L'intérêt technique de cette approche est de découpler l'identification de l'objet de la politique de manipulation : un seul module d'identification système alimente plusieurs politiques différentes sans réentraînement, ce qui permet de basculer entre tâches (frappe, lancer, enroulement) sans collecte de données réelles supplémentaires. C'est précisément ce point qui est structurellement difficile dans la manipulation d'objets déformables : les cordes, câbles et textiles n'ont pas de modèle physique fixe, leur comportement varie selon le matériau, la longueur et l'humidité. Les approches concurrentes exigent soit des milliers d'essais réels pour calibrer un modèle, soit des itérations successives sur la tâche elle-même. "Wiggle and Go!" contourne les deux en exploitant des priors de simulation appris, avec une phase d'observation courte et non destructive.

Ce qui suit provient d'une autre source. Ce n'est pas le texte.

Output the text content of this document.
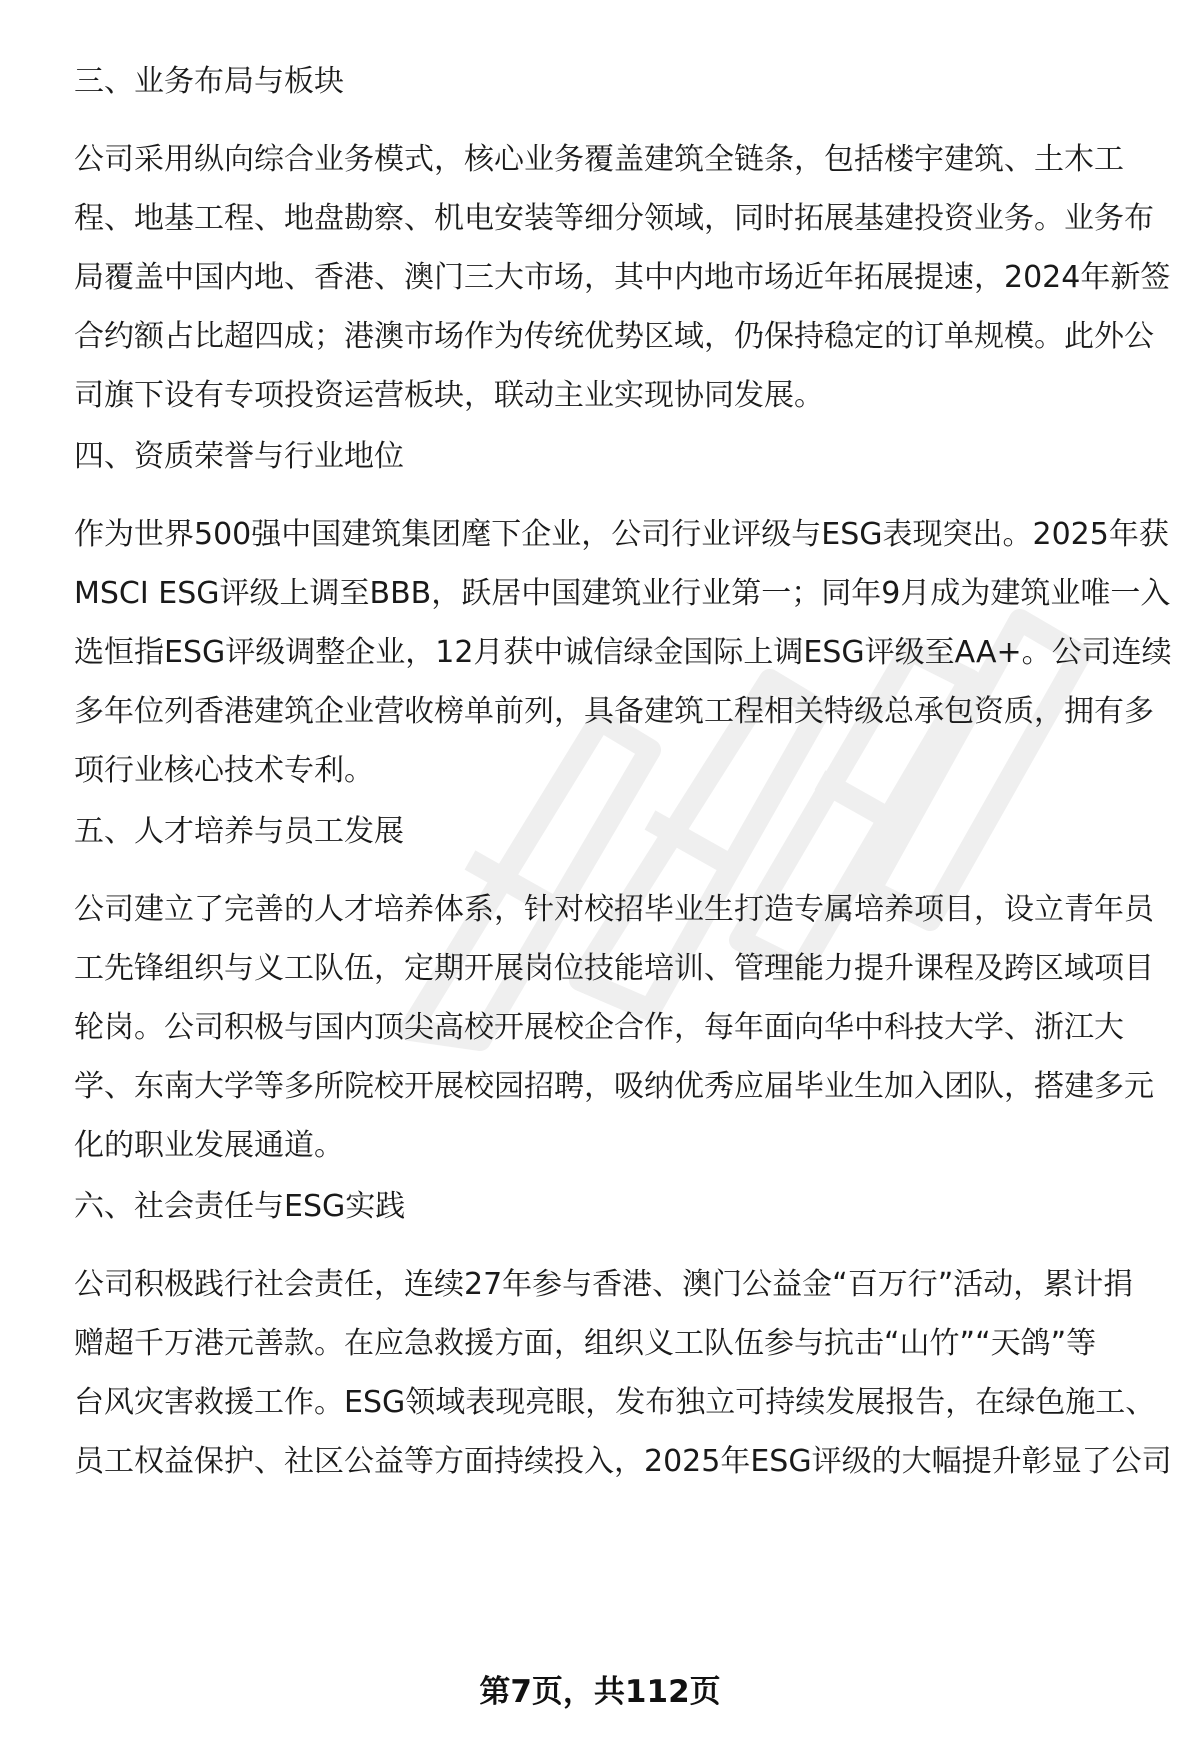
三、业务布局与板块
公司采用纵向综合业务模式，核心业务覆盖建筑全链条，包括楼宇建筑、土木工
程、地基工程、地盘勘察、机电安装等细分领域，同时拓展基建投资业务。业务布
局覆盖中国内地、香港、澳门三大市场，其中内地市场近年拓展提速，2024年新签
合约额占比超四成；港澳市场作为传统优势区域，仍保持稳定的订单规模。此外公
司旗下设有专项投资运营板块，联动主业实现协同发展。
四、资质荣誉与行业地位
作为世界500强中国建筑集团麾下企业，公司行业评级与ESG表现突出。2025年获
MSCI ESG评级上调至BBB，跃居中国建筑业行业第一；同年9月成为建筑业唯一入
选恒指ESG评级调整企业，12月获中诚信绿金国际上调ESG评级至AA+。公司连续
多年位列香港建筑企业营收榜单前列，具备建筑工程相关特级总承包资质，拥有多
项行业核心技术专利。
五、人才培养与员工发展
公司建立了完善的人才培养体系，针对校招毕业生打造专属培养项目，设立青年员
工先锋组织与义工队伍，定期开展岗位技能培训、管理能力提升课程及跨区域项目
轮岗。公司积极与国内顶尖高校开展校企合作，每年面向华中科技大学、浙江大
学、东南大学等多所院校开展校园招聘，吸纳优秀应届毕业生加入团队，搭建多元
化的职业发展通道。
六、社会责任与ESG实践
公司积极践行社会责任，连续27年参与香港、澳门公益金“百万行”活动，累计捐
赠超千万港元善款。在应急救援方面，组织义工队伍参与抗击“山竹”“天鸽”等
台风灾害救援工作。ESG领域表现亮眼，发布独立可持续发展报告，在绿色施工、
员工权益保护、社区公益等方面持续投入，2025年ESG评级的大幅提升彰显了公司
第7页，共112页
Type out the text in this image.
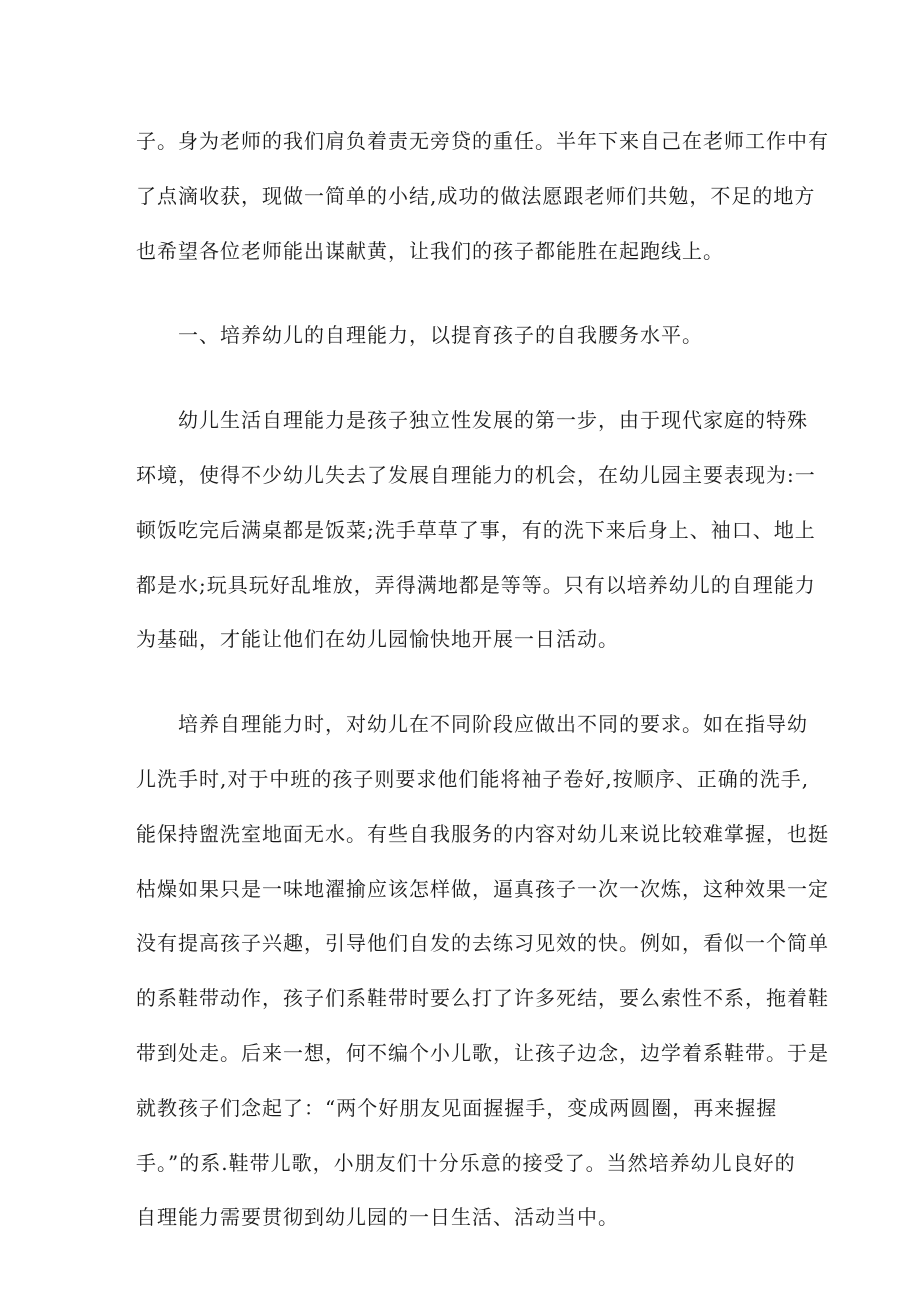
子。身为老师的我们肩负着责无旁贷的重任。半年下来自己在老师工作中有
了点滴收获，现做一简单的小结,成功的做法愿跟老师们共勉，不足的地方
也希望各位老师能出谋献黄，让我们的孩子都能胜在起跑线上。
　　一、培养幼儿的自理能力，以提育孩子的自我腰务水平。
　　幼儿生活自理能力是孩子独立性发展的第一步，由于现代家庭的特殊
环境，使得不少幼儿失去了发展自理能力的机会，在幼儿园主要表现为:一
顿饭吃完后满桌都是饭菜;洗手草草了事，有的洗下来后身上、袖口、地上
都是水;玩具玩好乱堆放，弄得满地都是等等。只有以培养幼儿的自理能力
为基础，才能让他们在幼儿园愉快地开展一日活动。
　　培养自理能力时，对幼儿在不同阶段应做出不同的要求。如在指导幼
儿洗手时,对于中班的孩子则要求他们能将袖子卷好,按顺序、正确的洗手,
能保持盥洗室地面无水。有些自我服务的内容对幼儿来说比较难掌握，也挺
枯燥如果只是一味地濯揄应该怎样做，逼真孩子一次一次炼，这种效果一定
没有提高孩子兴趣，引导他们自发的去练习见效的快。例如，看似一个简单
的系鞋带动作，孩子们系鞋带时要么打了许多死结，要么索性不系，拖着鞋
带到处走。后来一想，何不编个小儿歌，让孩子边念，边学着系鞋带。于是
就教孩子们念起了：“两个好朋友见面握握手，变成两圆圈，再来握握
手。”的系.鞋带儿歌，小朋友们十分乐意的接受了。当然培养幼儿良好的
自理能力需要贯彻到幼儿园的一日生活、活动当中。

La manipulation d'objets déformables est un problème ouvert en robotique depuis plus d'une décennie, avec des applications directes en logistique (câblage, lien de paquets), en chirurgie assistée et en industrie textile. Le sim-to-real reste le verrou central : les moteurs physiques peinent à reproduire le comportement non-linéaire des matériaux souples, et la moindre erreur sur un lancer dynamique est irrécupérable, comme le soulignent explicitement les auteurs. Des équipes comme celle de Pieter Abbeel (UC Berkeley) ou Deepak Pathak (CMU) travaillent sur des approches comparables par apprentissage par renforcement ou diffusion de trajectoires, mais souvent avec des données réelles massives. Ce travail s'inscrit dans une tendance croissante vers la robotique fondée sur l'identification physique légère plutôt que sur la collecte de données exhaustive, une direction qui intéresse particulièrement les intégrateurs industriels confrontés à des environnements de production variables. Le code et les vidéos sont disponibles sur le site du projet.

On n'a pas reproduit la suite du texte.